Update about the October 4th outage

Gotta love how painfully vague this is. Sounds like a PR piece for investors, not an engineering blog piece.

johnduhart · 4 years ago

I think you need to re-adjust your expectations, it's not reasonable to have a fully fleshed out RCA blog post available within hours of incident resolution. Most other cloud providers take a few days for theirs.

padolsey · 4 years ago

I mean, not an RCA per se, but info more akin to cloudflare's blog post would be v welcome IMHO: https://blog.cloudflare.com/october-2021-facebook-outage/

tinus_hn · 4 years ago

It’s not reasonable to demand any details at all, it’s nice of them to notify people of what went wrong but it really is none of our business.

ajkjk · 4 years ago

Disagree -- it's here to establish something that a lot of people have been speculating about, which is whether it's hacking-related. It doesn't say much because its purpose is to deliver a single bit of information: { hacking: boolean }

yuliyp · 4 years ago

It's less vague than you realize. It points out that the problem was within Facebook's network between its datacenters. This not only suggests it's related to express backbone, but also suggests that the DNS BGP withdrawal which Cloudflare observed was not the primary issue.

It's not a full root cause analysis, to be sure, and leaves many open questions, but I definitely wouldn't describe it as painfully vague.

EricE · 4 years ago

A point of distinction - there is no "DNS BGP withdrawl".

DNS is related to BGP only that without the right BGP routes in the routers, no packets can get to the facebook networks and thus the facbook DNS servers.

That their DNS servers were taken out was a side affect of the root issue - they withdrew all the routes to their networks from the rest of the Internet.

Not picking on you - but there has been a lot of confusion around DNS that is mostly a red herring and people should just drop it from the conversation. Everything on facebook networks disappeared, not just DNS. The main issue is they effectively took a pair of scissors to every one of their internet connections - d'oh!

paxys · 4 years ago

RCAs take time. It's best to issue vague statements during and right after an incident rather than make guesses.

KronisLV · 4 years ago

> It's best to issue vague statements during and right after an incident rather than make guesses.

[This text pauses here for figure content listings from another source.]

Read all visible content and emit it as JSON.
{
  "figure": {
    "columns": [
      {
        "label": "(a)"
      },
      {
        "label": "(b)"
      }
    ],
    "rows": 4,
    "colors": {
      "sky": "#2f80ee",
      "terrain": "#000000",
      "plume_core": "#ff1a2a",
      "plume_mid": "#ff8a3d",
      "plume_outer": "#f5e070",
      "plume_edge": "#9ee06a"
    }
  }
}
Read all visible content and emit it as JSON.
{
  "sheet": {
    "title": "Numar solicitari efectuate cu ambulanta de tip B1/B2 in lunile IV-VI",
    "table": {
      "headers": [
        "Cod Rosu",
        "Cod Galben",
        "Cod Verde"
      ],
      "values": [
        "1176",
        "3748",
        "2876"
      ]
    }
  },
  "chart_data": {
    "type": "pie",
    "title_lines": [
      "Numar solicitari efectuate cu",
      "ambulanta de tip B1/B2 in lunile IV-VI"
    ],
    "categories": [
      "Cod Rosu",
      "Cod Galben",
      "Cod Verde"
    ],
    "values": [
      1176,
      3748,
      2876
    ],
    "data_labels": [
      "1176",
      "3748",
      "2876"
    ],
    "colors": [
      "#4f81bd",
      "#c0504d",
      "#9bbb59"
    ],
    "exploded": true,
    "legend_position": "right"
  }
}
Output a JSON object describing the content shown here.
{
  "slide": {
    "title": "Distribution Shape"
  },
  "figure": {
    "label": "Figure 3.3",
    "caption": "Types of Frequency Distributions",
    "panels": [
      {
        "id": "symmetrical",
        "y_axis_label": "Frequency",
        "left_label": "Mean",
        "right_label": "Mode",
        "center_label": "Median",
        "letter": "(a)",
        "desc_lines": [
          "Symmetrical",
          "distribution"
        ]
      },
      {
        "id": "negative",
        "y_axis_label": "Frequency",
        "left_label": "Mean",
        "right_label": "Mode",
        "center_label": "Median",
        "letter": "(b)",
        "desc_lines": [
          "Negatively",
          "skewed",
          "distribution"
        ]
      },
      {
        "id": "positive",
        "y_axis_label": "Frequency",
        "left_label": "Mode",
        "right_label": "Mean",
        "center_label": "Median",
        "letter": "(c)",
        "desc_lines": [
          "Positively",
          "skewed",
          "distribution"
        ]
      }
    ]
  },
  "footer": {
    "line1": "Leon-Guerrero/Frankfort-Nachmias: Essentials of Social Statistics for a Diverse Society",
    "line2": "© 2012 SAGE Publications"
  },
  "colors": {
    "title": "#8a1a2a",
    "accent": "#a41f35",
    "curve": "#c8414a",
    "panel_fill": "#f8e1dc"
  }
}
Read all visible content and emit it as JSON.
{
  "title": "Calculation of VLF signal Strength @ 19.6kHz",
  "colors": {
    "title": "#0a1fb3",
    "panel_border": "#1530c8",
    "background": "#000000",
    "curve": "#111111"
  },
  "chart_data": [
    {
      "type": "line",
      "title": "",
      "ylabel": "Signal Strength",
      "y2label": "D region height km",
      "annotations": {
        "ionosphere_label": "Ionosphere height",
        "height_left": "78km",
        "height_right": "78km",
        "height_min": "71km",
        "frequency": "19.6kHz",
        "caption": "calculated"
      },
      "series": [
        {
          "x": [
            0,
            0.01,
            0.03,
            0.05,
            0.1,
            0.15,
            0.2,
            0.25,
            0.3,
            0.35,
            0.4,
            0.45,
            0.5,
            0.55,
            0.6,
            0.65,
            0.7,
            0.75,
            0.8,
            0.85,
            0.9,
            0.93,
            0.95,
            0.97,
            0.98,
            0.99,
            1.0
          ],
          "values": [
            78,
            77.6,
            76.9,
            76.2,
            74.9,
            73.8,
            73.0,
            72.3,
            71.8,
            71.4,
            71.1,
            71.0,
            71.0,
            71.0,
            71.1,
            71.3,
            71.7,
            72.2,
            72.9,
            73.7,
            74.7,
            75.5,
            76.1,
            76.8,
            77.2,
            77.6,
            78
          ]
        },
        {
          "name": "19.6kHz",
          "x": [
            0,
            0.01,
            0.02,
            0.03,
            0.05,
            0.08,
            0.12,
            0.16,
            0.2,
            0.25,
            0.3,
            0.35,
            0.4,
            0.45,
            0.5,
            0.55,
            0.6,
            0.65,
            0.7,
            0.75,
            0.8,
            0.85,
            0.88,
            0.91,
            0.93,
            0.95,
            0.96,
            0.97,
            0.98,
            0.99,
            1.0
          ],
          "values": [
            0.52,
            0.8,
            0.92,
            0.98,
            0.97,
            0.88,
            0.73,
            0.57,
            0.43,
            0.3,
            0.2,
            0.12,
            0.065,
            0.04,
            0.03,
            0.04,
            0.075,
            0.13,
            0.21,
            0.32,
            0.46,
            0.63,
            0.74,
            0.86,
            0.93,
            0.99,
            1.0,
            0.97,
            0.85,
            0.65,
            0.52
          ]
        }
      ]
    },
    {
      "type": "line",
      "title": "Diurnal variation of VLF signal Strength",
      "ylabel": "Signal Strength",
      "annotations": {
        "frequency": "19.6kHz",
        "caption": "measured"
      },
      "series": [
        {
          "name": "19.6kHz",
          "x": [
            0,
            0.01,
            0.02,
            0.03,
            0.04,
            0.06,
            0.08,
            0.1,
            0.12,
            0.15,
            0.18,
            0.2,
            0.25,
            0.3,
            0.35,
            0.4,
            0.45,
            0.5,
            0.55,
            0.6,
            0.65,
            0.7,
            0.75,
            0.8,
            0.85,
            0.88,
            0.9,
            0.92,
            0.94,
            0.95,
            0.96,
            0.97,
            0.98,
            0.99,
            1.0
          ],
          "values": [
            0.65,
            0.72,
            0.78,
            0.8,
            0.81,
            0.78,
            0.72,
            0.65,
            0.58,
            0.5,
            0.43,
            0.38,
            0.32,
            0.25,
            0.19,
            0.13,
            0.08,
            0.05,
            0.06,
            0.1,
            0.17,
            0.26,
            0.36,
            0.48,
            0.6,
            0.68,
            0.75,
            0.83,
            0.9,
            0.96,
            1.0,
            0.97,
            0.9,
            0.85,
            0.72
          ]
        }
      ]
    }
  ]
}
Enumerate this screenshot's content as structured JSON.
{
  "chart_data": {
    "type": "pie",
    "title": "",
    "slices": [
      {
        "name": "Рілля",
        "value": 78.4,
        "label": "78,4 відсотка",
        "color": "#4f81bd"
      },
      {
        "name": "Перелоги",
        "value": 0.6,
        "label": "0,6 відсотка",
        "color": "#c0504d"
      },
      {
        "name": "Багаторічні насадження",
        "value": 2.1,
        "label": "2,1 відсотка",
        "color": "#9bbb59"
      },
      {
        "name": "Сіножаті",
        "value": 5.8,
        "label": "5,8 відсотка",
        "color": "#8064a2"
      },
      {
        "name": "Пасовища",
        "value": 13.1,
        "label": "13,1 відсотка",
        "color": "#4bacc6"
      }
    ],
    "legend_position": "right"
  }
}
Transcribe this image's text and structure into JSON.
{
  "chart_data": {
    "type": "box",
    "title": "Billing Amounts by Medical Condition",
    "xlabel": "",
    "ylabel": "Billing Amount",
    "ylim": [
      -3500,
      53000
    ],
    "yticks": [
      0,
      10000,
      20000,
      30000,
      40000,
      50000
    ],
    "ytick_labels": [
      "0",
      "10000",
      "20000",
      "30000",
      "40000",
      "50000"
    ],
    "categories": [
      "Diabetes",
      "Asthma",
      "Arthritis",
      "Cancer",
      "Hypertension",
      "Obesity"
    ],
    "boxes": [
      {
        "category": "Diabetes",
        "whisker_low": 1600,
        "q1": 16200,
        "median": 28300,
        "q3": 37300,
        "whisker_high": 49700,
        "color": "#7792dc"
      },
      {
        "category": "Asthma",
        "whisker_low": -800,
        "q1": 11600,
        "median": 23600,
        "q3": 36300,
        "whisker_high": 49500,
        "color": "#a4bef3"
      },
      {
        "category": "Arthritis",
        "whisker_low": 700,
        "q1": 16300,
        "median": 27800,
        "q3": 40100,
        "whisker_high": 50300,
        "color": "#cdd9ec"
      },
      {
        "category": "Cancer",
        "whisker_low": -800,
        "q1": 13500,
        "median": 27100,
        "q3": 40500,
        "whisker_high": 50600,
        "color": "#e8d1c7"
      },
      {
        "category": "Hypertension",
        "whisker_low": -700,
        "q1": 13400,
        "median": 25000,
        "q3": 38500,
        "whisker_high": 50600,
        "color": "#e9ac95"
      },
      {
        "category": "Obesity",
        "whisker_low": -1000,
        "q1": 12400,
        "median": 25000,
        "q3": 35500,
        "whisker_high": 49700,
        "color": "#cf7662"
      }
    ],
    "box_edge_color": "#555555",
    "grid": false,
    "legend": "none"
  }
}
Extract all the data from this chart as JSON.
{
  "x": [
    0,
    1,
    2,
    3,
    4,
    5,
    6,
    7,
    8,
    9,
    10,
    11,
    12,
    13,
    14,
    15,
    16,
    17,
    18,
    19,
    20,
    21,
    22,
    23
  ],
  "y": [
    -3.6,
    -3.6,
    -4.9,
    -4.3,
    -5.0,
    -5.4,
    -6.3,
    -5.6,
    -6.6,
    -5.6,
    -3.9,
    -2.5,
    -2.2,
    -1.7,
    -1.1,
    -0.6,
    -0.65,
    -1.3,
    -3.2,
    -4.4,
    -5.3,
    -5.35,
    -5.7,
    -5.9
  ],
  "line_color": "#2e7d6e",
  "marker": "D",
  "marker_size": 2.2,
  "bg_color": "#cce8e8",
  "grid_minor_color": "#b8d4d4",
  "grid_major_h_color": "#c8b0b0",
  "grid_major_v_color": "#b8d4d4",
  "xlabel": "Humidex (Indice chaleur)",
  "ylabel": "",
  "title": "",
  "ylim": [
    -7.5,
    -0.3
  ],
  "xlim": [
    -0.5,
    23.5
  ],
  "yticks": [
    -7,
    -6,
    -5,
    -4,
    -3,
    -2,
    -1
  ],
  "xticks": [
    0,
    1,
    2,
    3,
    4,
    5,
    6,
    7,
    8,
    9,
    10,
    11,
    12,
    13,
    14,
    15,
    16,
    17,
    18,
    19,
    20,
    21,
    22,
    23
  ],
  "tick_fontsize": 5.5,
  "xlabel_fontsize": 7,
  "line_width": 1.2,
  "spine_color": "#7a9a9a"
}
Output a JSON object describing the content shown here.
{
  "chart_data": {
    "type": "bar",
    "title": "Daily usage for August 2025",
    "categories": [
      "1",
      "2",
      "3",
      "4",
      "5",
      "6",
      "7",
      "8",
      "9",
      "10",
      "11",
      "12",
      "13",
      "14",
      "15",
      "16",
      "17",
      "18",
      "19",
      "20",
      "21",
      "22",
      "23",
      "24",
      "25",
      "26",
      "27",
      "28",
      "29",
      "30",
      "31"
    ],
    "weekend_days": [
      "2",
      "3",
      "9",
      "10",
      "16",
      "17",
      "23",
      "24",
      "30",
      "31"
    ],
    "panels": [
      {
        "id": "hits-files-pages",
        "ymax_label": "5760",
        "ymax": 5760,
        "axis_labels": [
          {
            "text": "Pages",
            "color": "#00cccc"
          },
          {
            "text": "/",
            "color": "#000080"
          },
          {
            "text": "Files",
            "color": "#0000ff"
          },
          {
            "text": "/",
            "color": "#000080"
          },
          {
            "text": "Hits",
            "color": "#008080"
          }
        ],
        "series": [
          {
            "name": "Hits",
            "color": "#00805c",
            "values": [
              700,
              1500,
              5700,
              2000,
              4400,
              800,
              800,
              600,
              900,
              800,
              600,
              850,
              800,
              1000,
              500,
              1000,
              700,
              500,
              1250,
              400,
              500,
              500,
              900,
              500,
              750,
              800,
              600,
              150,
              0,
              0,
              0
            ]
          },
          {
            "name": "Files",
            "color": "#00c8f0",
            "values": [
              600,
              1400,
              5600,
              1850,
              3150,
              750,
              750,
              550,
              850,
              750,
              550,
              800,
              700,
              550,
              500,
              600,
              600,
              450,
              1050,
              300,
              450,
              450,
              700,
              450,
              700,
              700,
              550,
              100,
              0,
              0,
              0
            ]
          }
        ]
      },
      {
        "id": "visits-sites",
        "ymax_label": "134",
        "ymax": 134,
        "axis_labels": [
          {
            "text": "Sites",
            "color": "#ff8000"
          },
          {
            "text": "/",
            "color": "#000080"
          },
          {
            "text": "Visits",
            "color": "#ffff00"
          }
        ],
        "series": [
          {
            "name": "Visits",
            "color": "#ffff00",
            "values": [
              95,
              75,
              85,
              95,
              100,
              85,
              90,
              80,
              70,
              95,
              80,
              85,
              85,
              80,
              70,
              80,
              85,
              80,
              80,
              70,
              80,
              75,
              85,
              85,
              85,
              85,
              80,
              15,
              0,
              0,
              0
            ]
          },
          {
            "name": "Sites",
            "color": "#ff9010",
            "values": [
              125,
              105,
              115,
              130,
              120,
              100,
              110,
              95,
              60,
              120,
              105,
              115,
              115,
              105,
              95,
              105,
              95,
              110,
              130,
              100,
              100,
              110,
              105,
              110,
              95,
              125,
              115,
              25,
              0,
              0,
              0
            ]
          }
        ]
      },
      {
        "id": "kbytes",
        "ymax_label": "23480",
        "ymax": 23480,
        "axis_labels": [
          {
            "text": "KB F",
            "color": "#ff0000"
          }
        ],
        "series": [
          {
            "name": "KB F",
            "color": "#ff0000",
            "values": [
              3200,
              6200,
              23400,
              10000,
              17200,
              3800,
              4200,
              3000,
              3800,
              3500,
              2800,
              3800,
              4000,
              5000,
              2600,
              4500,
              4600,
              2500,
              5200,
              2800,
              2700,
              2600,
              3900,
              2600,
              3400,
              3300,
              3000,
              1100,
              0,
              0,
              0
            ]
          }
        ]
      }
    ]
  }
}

Why? Why couldn't you just post that the RCA is still ongoing and that proper updates will follow? Otherwise all you get is meaningless fluff.

rplnt · 4 years ago

Not worth clicking really, everything is in the url.

Deleted Comment

vmception · 4 years ago

Its important for many stakeholders to understand it wasn’t a hack/exploit or malicious third party or malicious insider

Its much better for some random committee in Congress to debate antitrust forever, instead of bigger committees and agencies debating national security threats

bawolff · 4 years ago

It clearly is a PR piece for investors and customers. And that's ok, not everything is an eng blog.

retSava · 4 years ago

Pointing out that this is published under _engineering_.fb.com.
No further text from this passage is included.